UIN Walisongo Online, Semarang – Lembaga Penjaminan Mutu (LPM) UIN Walisongo Semarang menggelar kegiatan Penilaian Penyelarasan Beban Kerja Dosen (BKD) Semester Genap Tahun Akademik 2025/2026, Kamis (2/7/2026). Kegiatan ini bertujuan menyamakan persepsi para asesor dalam menerapkan rubrik penilaian BKD sehingga proses asesmen berlangsung secara objektif, konsisten, dan sesuai dengan ketentuan yang berlaku.

Kegiatan yang diikuti para asesor BKD tersebut menjadi bagian dari upaya UIN Walisongo dalam memperkuat sistem penjaminan mutu internal melalui evaluasi kinerja dosen yang transparan dan akuntabel.

Ketua LPM UIN Walisongo, Dr. Saminanto, M.Sc., dalam sambutannya menegaskan bahwa perubahan status dosen, baik dari Dosen Tetap (DT) maupun Dosen Sertifikasi (DS), yang terjadi di tengah periode pelaksanaan BKD tidak memengaruhi dasar penilaian.

Menurutnya, asesmen tetap mengacu pada status dosen saat melakukan pengisian Rencana Beban Kerja Dosen (RBKD).

“Proses penilaian harus berpedoman pada status dosen pada saat pengisian RBKD. Hal ini penting untuk menjaga konsistensi sekaligus menjamin keadilan dalam pelaksanaan asesmen BKD,” ujar Saminanto.

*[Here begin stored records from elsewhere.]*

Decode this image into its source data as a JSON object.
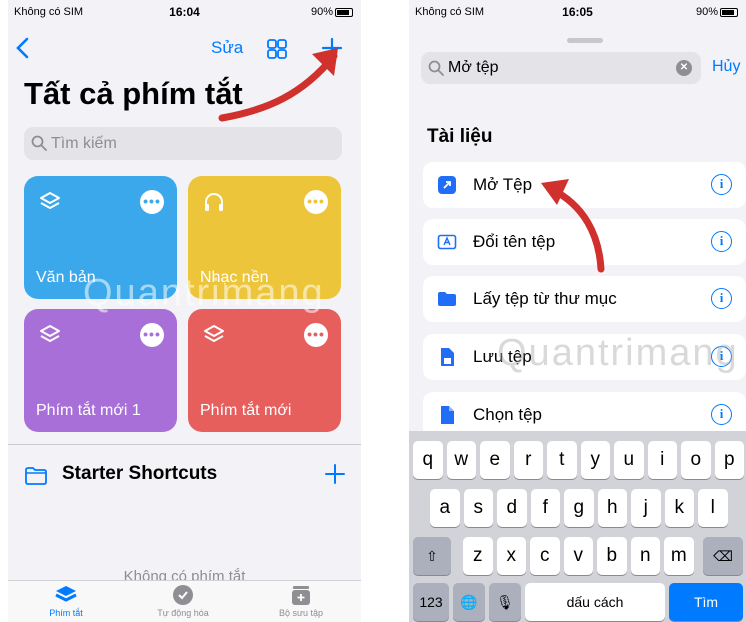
{
  "left_screen": {
    "status": {
      "carrier": "Không có SIM",
      "time": "16:04",
      "battery": "90%"
    },
    "nav": {
      "edit": "Sửa"
    },
    "title": "Tất cả phím tắt",
    "search": {
      "placeholder": "Tìm kiếm"
    },
    "tiles": [
      {
        "label": "Văn bản",
        "icon": "layers-icon",
        "color": "#3aa8ea"
      },
      {
        "label": "Nhạc nền",
        "icon": "headphones-icon",
        "color": "#edc53b"
      },
      {
        "label": "Phím tắt mới 1",
        "icon": "layers-icon",
        "color": "#a96fd8"
      },
      {
        "label": "Phím tắt mới",
        "icon": "layers-icon",
        "color": "#e65f5d"
      }
    ],
    "more_glyph": "•••",
    "starter": {
      "title": "Starter Shortcuts"
    },
    "empty_text": "Không có phím tắt",
    "tabs": [
      {
        "label": "Phím tắt",
        "icon": "shortcuts-stack-icon",
        "active": true
      },
      {
        "label": "Tự động hóa",
        "icon": "automation-icon",
        "active": false
      },
      {
        "label": "Bộ sưu tập",
        "icon": "gallery-icon",
        "active": false
      }
    ]
  },
  "right_screen": {
    "status": {
      "carrier": "Không có SIM",
      "time": "16:05",
      "battery": "90%"
    },
    "search": {
      "value": "Mở tệp",
      "cancel": "Hủy"
    },
    "section": "Tài liệu",
    "rows": [
      {
        "label": "Mở Tệp",
        "icon": "open-file-icon",
        "icon_color": "#1f6ef5"
      },
      {
        "label": "Đổi tên tệp",
        "icon": "rename-file-icon",
        "icon_color": "#1f6ef5"
      },
      {
        "label": "Lấy tệp từ thư mục",
        "icon": "folder-icon",
        "icon_color": "#1f6ef5"
      },
      {
        "label": "Lưu tệp",
        "icon": "save-file-icon",
        "icon_color": "#1f6ef5"
      },
      {
        "label": "Chọn tệp",
        "icon": "document-icon",
        "icon_color": "#1f6ef5"
      }
    ],
    "info_glyph": "i",
    "keyboard": {
      "row1": [
        "q",
        "w",
        "e",
        "r",
        "t",
        "y",
        "u",
        "i",
        "o",
        "p"
      ],
      "row2": [
        "a",
        "s",
        "d",
        "f",
        "g",
        "h",
        "j",
        "k",
        "l"
      ],
      "row3": [
        "z",
        "x",
        "c",
        "v",
        "b",
        "n",
        "m"
      ],
      "shift": "⇧",
      "delete": "⌫",
      "numbers": "123",
      "globe": "🌐",
      "mic": "🎙",
      "space": "dấu cách",
      "go": "Tìm"
    }
  },
  "watermark": "Quantrimang",
  "colors": {
    "accent": "#007aff",
    "arrow": "#d0312d"
  }
}
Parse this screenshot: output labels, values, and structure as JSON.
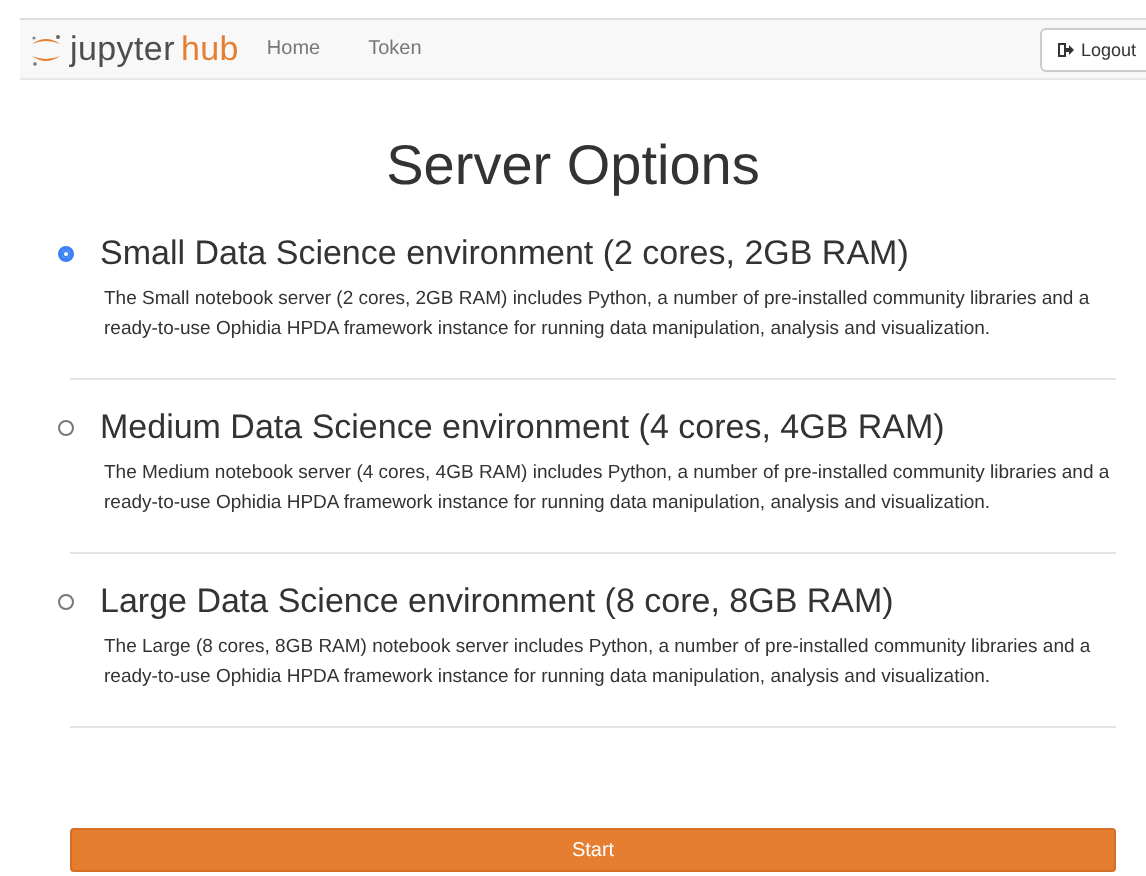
{
  "navbar": {
    "logo": {
      "first": "jupyter",
      "second": "hub"
    },
    "links": [
      "Home",
      "Token"
    ],
    "logout": "Logout"
  },
  "heading": "Server Options",
  "options": [
    {
      "title": "Small Data Science environment (2 cores, 2GB RAM)",
      "description": "The Small notebook server (2 cores, 2GB RAM) includes Python, a number of pre-installed community libraries and a ready-to-use Ophidia HPDA framework instance for running data manipulation, analysis and visualization.",
      "selected": true
    },
    {
      "title": "Medium Data Science environment (4 cores, 4GB RAM)",
      "description": "The Medium notebook server (4 cores, 4GB RAM) includes Python, a number of pre-installed community libraries and a ready-to-use Ophidia HPDA framework instance for running data manipulation, analysis and visualization.",
      "selected": false
    },
    {
      "title": "Large Data Science environment (8 core, 8GB RAM)",
      "description": "The Large (8 cores, 8GB RAM) notebook server includes Python, a number of pre-installed community libraries and a ready-to-use Ophidia HPDA framework instance for running data manipulation, analysis and visualization.",
      "selected": false
    }
  ],
  "start_button": "Start"
}
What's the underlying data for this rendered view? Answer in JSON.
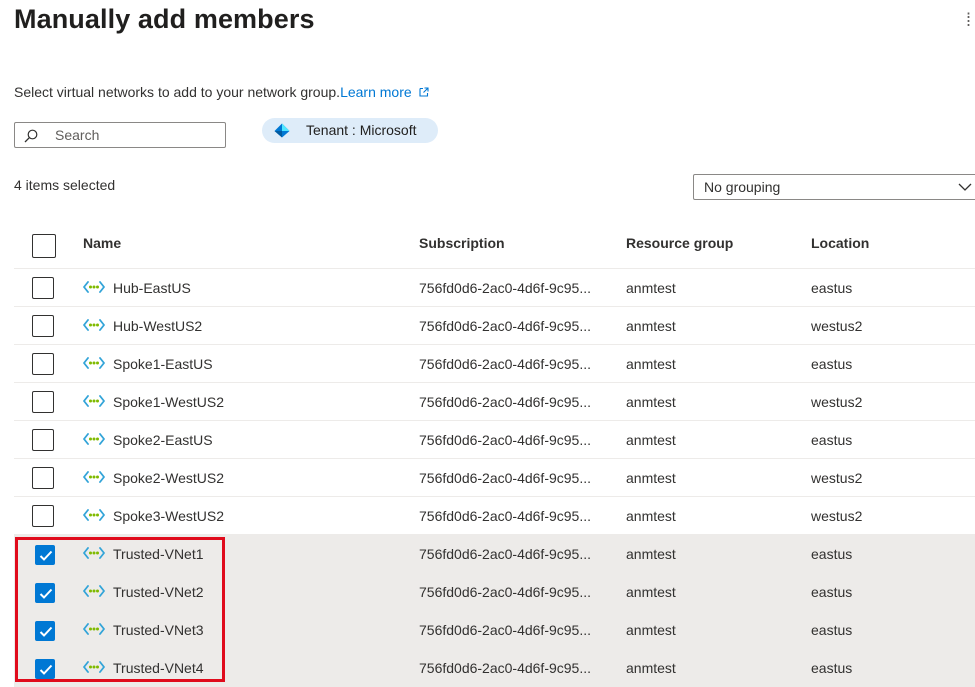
{
  "panel": {
    "title": "Manually add members",
    "description": "Select virtual networks to add to your network group.",
    "learn_more": "Learn more"
  },
  "search": {
    "placeholder": "Search",
    "value": ""
  },
  "filter": {
    "label": "Tenant : Microsoft"
  },
  "selection": {
    "count_label": "4 items selected"
  },
  "grouping": {
    "selected": "No grouping"
  },
  "table": {
    "columns": [
      "Name",
      "Subscription",
      "Resource group",
      "Location"
    ],
    "rows": [
      {
        "name": "Hub-EastUS",
        "subscription": "756fd0d6-2ac0-4d6f-9c95...",
        "resource_group": "anmtest",
        "location": "eastus",
        "selected": false
      },
      {
        "name": "Hub-WestUS2",
        "subscription": "756fd0d6-2ac0-4d6f-9c95...",
        "resource_group": "anmtest",
        "location": "westus2",
        "selected": false
      },
      {
        "name": "Spoke1-EastUS",
        "subscription": "756fd0d6-2ac0-4d6f-9c95...",
        "resource_group": "anmtest",
        "location": "eastus",
        "selected": false
      },
      {
        "name": "Spoke1-WestUS2",
        "subscription": "756fd0d6-2ac0-4d6f-9c95...",
        "resource_group": "anmtest",
        "location": "westus2",
        "selected": false
      },
      {
        "name": "Spoke2-EastUS",
        "subscription": "756fd0d6-2ac0-4d6f-9c95...",
        "resource_group": "anmtest",
        "location": "eastus",
        "selected": false
      },
      {
        "name": "Spoke2-WestUS2",
        "subscription": "756fd0d6-2ac0-4d6f-9c95...",
        "resource_group": "anmtest",
        "location": "westus2",
        "selected": false
      },
      {
        "name": "Spoke3-WestUS2",
        "subscription": "756fd0d6-2ac0-4d6f-9c95...",
        "resource_group": "anmtest",
        "location": "westus2",
        "selected": false
      },
      {
        "name": "Trusted-VNet1",
        "subscription": "756fd0d6-2ac0-4d6f-9c95...",
        "resource_group": "anmtest",
        "location": "eastus",
        "selected": true
      },
      {
        "name": "Trusted-VNet2",
        "subscription": "756fd0d6-2ac0-4d6f-9c95...",
        "resource_group": "anmtest",
        "location": "eastus",
        "selected": true
      },
      {
        "name": "Trusted-VNet3",
        "subscription": "756fd0d6-2ac0-4d6f-9c95...",
        "resource_group": "anmtest",
        "location": "eastus",
        "selected": true
      },
      {
        "name": "Trusted-VNet4",
        "subscription": "756fd0d6-2ac0-4d6f-9c95...",
        "resource_group": "anmtest",
        "location": "eastus",
        "selected": true
      }
    ]
  },
  "icons": {
    "row_icon": "virtual-network-icon",
    "filter_icon": "tenant-icon",
    "search_icon": "search-icon",
    "link_icon": "open-in-new-icon",
    "dropdown_icon": "chevron-down-icon"
  },
  "colors": {
    "accent": "#0078d4",
    "selected_row": "#edebe9",
    "filter_pill": "#deecf9",
    "highlight_box": "#e00b1c"
  }
}
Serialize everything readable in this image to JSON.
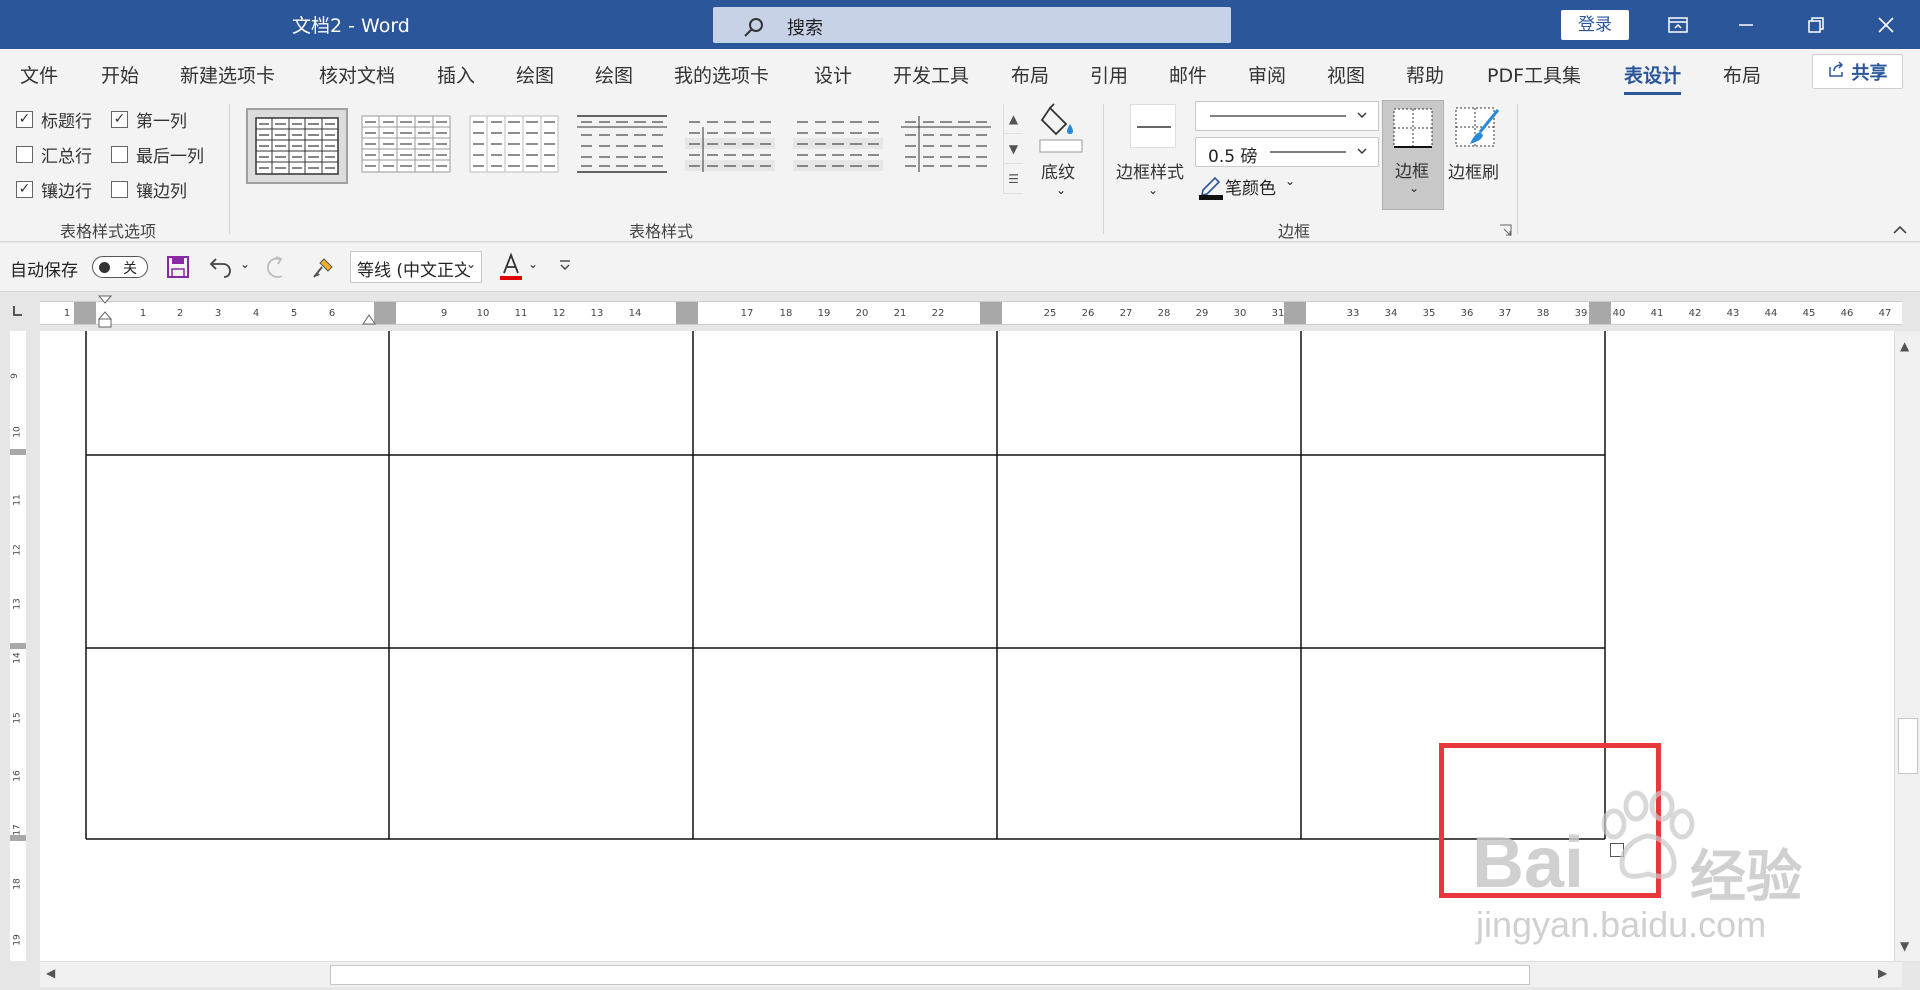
{
  "app": {
    "doc_title": "文档2  -  Word",
    "search_placeholder": "搜索",
    "login": "登录"
  },
  "tabs": [
    {
      "label": "文件",
      "active": false
    },
    {
      "label": "开始",
      "active": false
    },
    {
      "label": "新建选项卡",
      "active": false
    },
    {
      "label": "核对文档",
      "active": false
    },
    {
      "label": "插入",
      "active": false
    },
    {
      "label": "绘图",
      "active": false
    },
    {
      "label": "绘图",
      "active": false
    },
    {
      "label": "我的选项卡",
      "active": false
    },
    {
      "label": "设计",
      "active": false
    },
    {
      "label": "开发工具",
      "active": false
    },
    {
      "label": "布局",
      "active": false
    },
    {
      "label": "引用",
      "active": false
    },
    {
      "label": "邮件",
      "active": false
    },
    {
      "label": "审阅",
      "active": false
    },
    {
      "label": "视图",
      "active": false
    },
    {
      "label": "帮助",
      "active": false
    },
    {
      "label": "PDF工具集",
      "active": false
    },
    {
      "label": "表设计",
      "active": true
    },
    {
      "label": "布局",
      "active": false
    }
  ],
  "share": "共享",
  "style_options": {
    "items": [
      {
        "label": "标题行",
        "checked": true
      },
      {
        "label": "第一列",
        "checked": true
      },
      {
        "label": "汇总行",
        "checked": false
      },
      {
        "label": "最后一列",
        "checked": false
      },
      {
        "label": "镶边行",
        "checked": true
      },
      {
        "label": "镶边列",
        "checked": false
      }
    ],
    "group_label": "表格样式选项"
  },
  "table_styles": {
    "group_label": "表格样式",
    "shading_label": "底纹"
  },
  "borders": {
    "group_label": "边框",
    "border_styles_label": "边框样式",
    "weight_label": "0.5 磅",
    "pen_color_label": "笔颜色",
    "borders_label": "边框",
    "border_painter_label": "边框刷"
  },
  "qat": {
    "autosave_label": "自动保存",
    "toggle_state": "关",
    "font_name": "等线 (中文正文"
  },
  "ruler_numbers": [
    "1",
    "1",
    "2",
    "3",
    "4",
    "5",
    "6",
    "9",
    "10",
    "11",
    "12",
    "13",
    "14",
    "17",
    "18",
    "19",
    "20",
    "21",
    "22",
    "25",
    "26",
    "27",
    "28",
    "29",
    "30",
    "31",
    "33",
    "34",
    "35",
    "36",
    "37",
    "38",
    "39",
    "40",
    "41",
    "42",
    "43",
    "44",
    "45",
    "46",
    "47"
  ],
  "vruler_numbers": [
    "9",
    "10",
    "11",
    "12",
    "13",
    "14",
    "15",
    "16",
    "17",
    "18",
    "19"
  ],
  "watermark": {
    "brand": "Bai",
    "brand_cn": "经验",
    "url": "jingyan.baidu.com"
  }
}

Pada kesempatan yang sama, Kepala Pusat Pengembangan Sistem Akademik dan Manajemen Informasi (PSAMI), Dr. Joko Budi Poernomo, M.Pd., memberikan pengarahan mengenai penerapan rubrik penilaian BKD berdasarkan Surat Keputusan Nomor 2161 Tahun 2020.

Ia menekankan pentingnya kesamaan persepsi di antara para asesor agar setiap komponen penilaian diterapkan secara seragam.

“Kesamaan persepsi asesor menjadi kunci agar hasil penilaian BKD objektif, akuntabel, dan sesuai dengan pedoman yang telah ditetapkan,” kata Joko.

Selain membahas penerapan rubrik penilaian, forum penyelarasan juga memberikan penegasan mengenai pelaporan beban kerja dosen. Dosen yang telah memenuhi beban kerja sebesar 16 SKS tidak diwajibkan mencantumkan beban kerja tambahan, melainkan cukup melaporkan total beban kerja sesuai ketentuan dalam pedoman BKD.

Melalui forum ini, para asesor berdiskusi mengenai berbagai kasus penilaian yang berpotensi menimbulkan perbedaan interpretasi. Penyelarasan dilakukan untuk memastikan seluruh asesor memiliki pemahaman yang sama terhadap regulasi, indikator, dan mekanisme penilaian sehingga hasil asesmen dapat dipertanggungjawabkan.

LPM berharap kegiatan penyelarasan ini mampu memperkuat kualitas pelaksanaan evaluasi BKD di lingkungan UIN Walisongo. Dengan keseragaman interpretasi terhadap rubrik penilaian, proses asesmen diharapkan berlangsung lebih objektif, transparan, dan konsisten, sekaligus mendukung peningkatan mutu penyelenggaraan tridarma perguruan tinggi secara berkelanjutan.